Expression Levels of Key Parkinson’s Disease (PD) Genes in Astrocytes and Neurons. Transcriptome data from Zhang et al. showing the expression levels of genes known to be causative in PD in astrocytes and neurons from humans and mice. Human astrocytes N = 12 subjects; human neurons N = 1 subject; mouse astrocytes N = 6 animals; mouse neurons N = 2 animals. Abbreviation: FPKM, fragments per kilobase of transcript per million mapped reads. Graph shows mean ± SD. Data obtained from Supplementary Table S4 in the original publication , and can be browsed online at http://web.stanford.edu/group/barres_lab/brainseq2/brainseq2.html. For full gene names, please see the main text.

Figure 2

Parkinson’s Disease (PD)-Related Gene Pathways Are Implicated in Astrocytes. Parkin and PINK1 regulate proliferation, which, in the case of PINK1, occurs through the EGF signalling pathway.
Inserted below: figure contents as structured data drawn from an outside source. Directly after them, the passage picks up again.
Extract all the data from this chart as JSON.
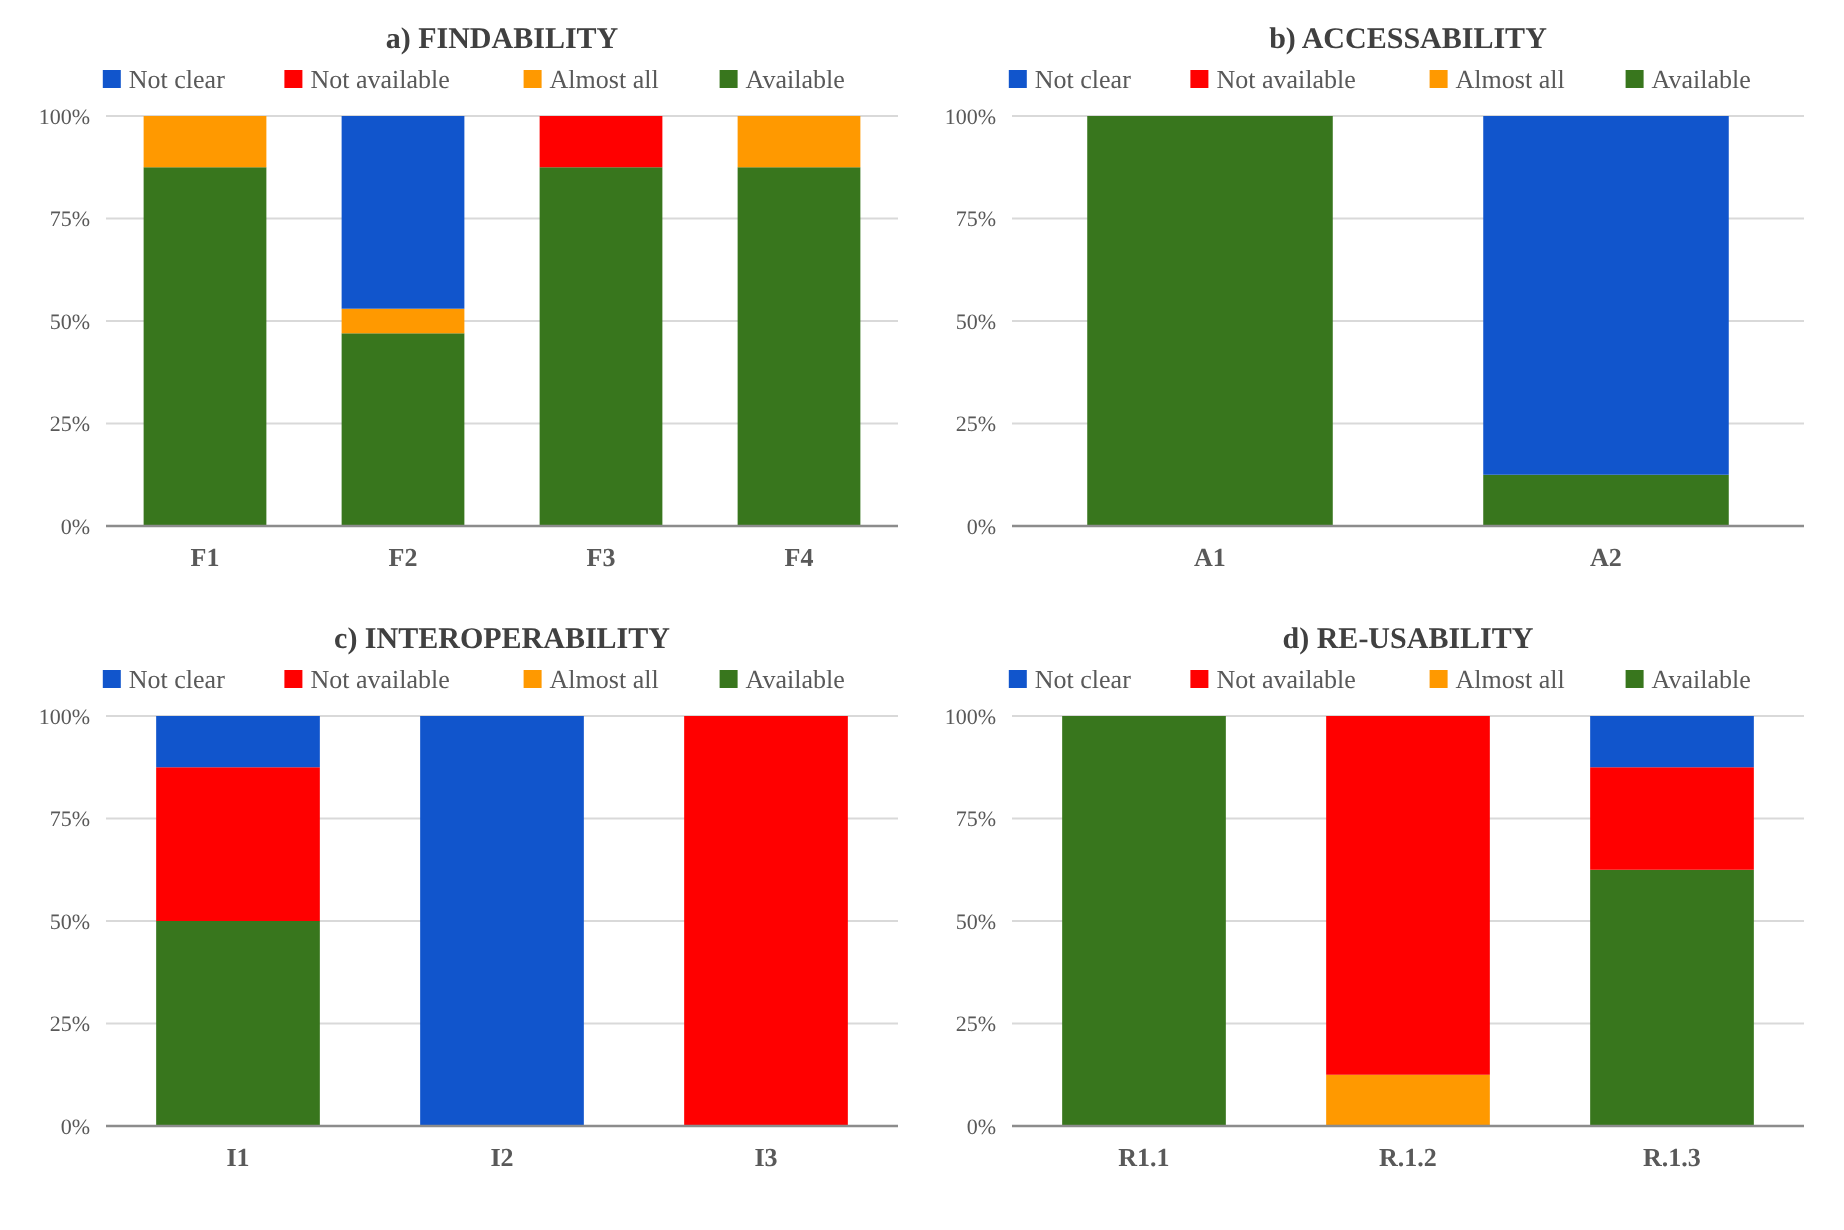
{
  "chart_data": [
    {
      "type": "bar",
      "title": "a) FINDABILITY",
      "categories": [
        "F1",
        "F2",
        "F3",
        "F4"
      ],
      "stacked": true,
      "ylim": [
        0,
        100
      ],
      "yticks": [
        {
          "value": 0,
          "label": "0%"
        },
        {
          "value": 25,
          "label": "25%"
        },
        {
          "value": 50,
          "label": "50%"
        },
        {
          "value": 75,
          "label": "75%"
        },
        {
          "value": 100,
          "label": "100%"
        }
      ],
      "grid": "y",
      "legend": "top",
      "series": [
        {
          "name": "Available",
          "color": "#38761d",
          "values": [
            87.5,
            47,
            87.5,
            87.5
          ]
        },
        {
          "name": "Almost all",
          "color": "#ff9900",
          "values": [
            12.5,
            6,
            0,
            12.5
          ]
        },
        {
          "name": "Not available",
          "color": "#ff0000",
          "values": [
            0,
            0,
            12.5,
            0
          ]
        },
        {
          "name": "Not clear",
          "color": "#1155cc",
          "values": [
            0,
            47,
            0,
            0
          ]
        }
      ]
    },
    {
      "type": "bar",
      "title": "b) ACCESSABILITY",
      "categories": [
        "A1",
        "A2"
      ],
      "stacked": true,
      "ylim": [
        0,
        100
      ],
      "yticks": [
        {
          "value": 0,
          "label": "0%"
        },
        {
          "value": 25,
          "label": "25%"
        },
        {
          "value": 50,
          "label": "50%"
        },
        {
          "value": 75,
          "label": "75%"
        },
        {
          "value": 100,
          "label": "100%"
        }
      ],
      "grid": "y",
      "legend": "top",
      "series": [
        {
          "name": "Available",
          "color": "#38761d",
          "values": [
            100,
            12.5
          ]
        },
        {
          "name": "Almost all",
          "color": "#ff9900",
          "values": [
            0,
            0
          ]
        },
        {
          "name": "Not available",
          "color": "#ff0000",
          "values": [
            0,
            0
          ]
        },
        {
          "name": "Not clear",
          "color": "#1155cc",
          "values": [
            0,
            87.5
          ]
        }
      ]
    },
    {
      "type": "bar",
      "title": "c) INTEROPERABILITY",
      "categories": [
        "I1",
        "I2",
        "I3"
      ],
      "stacked": true,
      "ylim": [
        0,
        100
      ],
      "yticks": [
        {
          "value": 0,
          "label": "0%"
        },
        {
          "value": 25,
          "label": "25%"
        },
        {
          "value": 50,
          "label": "50%"
        },
        {
          "value": 75,
          "label": "75%"
        },
        {
          "value": 100,
          "label": "100%"
        }
      ],
      "grid": "y",
      "legend": "top",
      "series": [
        {
          "name": "Available",
          "color": "#38761d",
          "values": [
            50,
            0,
            0
          ]
        },
        {
          "name": "Almost all",
          "color": "#ff9900",
          "values": [
            0,
            0,
            0
          ]
        },
        {
          "name": "Not available",
          "color": "#ff0000",
          "values": [
            37.5,
            0,
            100
          ]
        },
        {
          "name": "Not clear",
          "color": "#1155cc",
          "values": [
            12.5,
            100,
            0
          ]
        }
      ]
    },
    {
      "type": "bar",
      "title": "d) RE-USABILITY",
      "categories": [
        "R1.1",
        "R.1.2",
        "R.1.3"
      ],
      "stacked": true,
      "ylim": [
        0,
        100
      ],
      "yticks": [
        {
          "value": 0,
          "label": "0%"
        },
        {
          "value": 25,
          "label": "25%"
        },
        {
          "value": 50,
          "label": "50%"
        },
        {
          "value": 75,
          "label": "75%"
        },
        {
          "value": 100,
          "label": "100%"
        }
      ],
      "grid": "y",
      "legend": "top",
      "series": [
        {
          "name": "Available",
          "color": "#38761d",
          "values": [
            100,
            0,
            62.5
          ]
        },
        {
          "name": "Almost all",
          "color": "#ff9900",
          "values": [
            0,
            12.5,
            0
          ]
        },
        {
          "name": "Not available",
          "color": "#ff0000",
          "values": [
            0,
            87.5,
            25
          ]
        },
        {
          "name": "Not clear",
          "color": "#1155cc",
          "values": [
            0,
            0,
            12.5
          ]
        }
      ]
    }
  ]
}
PINK1, Parkin, GBA, and DJ-1 have all been shown to have a role in the maintenance of healthy mitochondria. Astrocyte α-synuclein (α-SYN) regulates the uptake and distribution of arachidonic acid (AA), which is released from phospholipids by Group VI Ca²⁺-independent phospholipase A₂ (iPLA₂). DJ-1 regulates the stability of lipid rafts, therefore maintaining the glutamate transporter GLAST at the membrane. Additionally, DJ-1 is involved in the termination of TLR4 signalling via receptor endocytosis, and the inhibition of the IFN-γ inflammatory response. iPLA₂ is upregulated in response to TLR4 signalling and increases the calcium load in the endoplasmic reticulum. Extracellular α-SYN can be endocytosed via a TLR4-independent process and degraded by the lysosome. At high concentrations, extracellular α-SYN activates TLR4 signalling that is not terminated by receptor endocytosis. GBA mutations can disrupt degradation of proteins via the autophagy pathway. Leucine-rich repeat kinase 2 (LRRK2) regulates fusion and/or degradation in the autophagy pathway and, alongside lysosomal type 5 ATPase (ATP13A2), may have a role in the control of lysosomal pH. ATP13A2 levels maintain the stability of the lysosome and prevent its contents from leaking into the cytosol, which can result in activation of the NLPR3 inflammasome. Abbreviation: LPS, lipopolysaccharide.

Figure 3

Dysfunctional Astrocytes Contribute to Neuronal Toxicity. Astrocyte dysfunction elicits neuronal toxicity via five main mechanisms. (A) Aquaporin-4 (AQP4) water channels are mislocalised away from the astrocyte end-feet, resulting in impaired water transport. (B) The neuroprotective capacity of astrocytes is reduced because of decreased neurotrophic factor release. (C) Inflammatory signalling via the TLR4, IFN-γ, and NLPR3 inflammasome pathways is increased. (D) Astrocyte proliferation is impaired, reducing the capacity of the cells to respond to an insult. (E) Glutamate uptake is reduced, potentially resulting in increased extracellular glutamate and, therefore, neuronal excitotoxicity. Abbreviation: α-SYN, α- synuclein.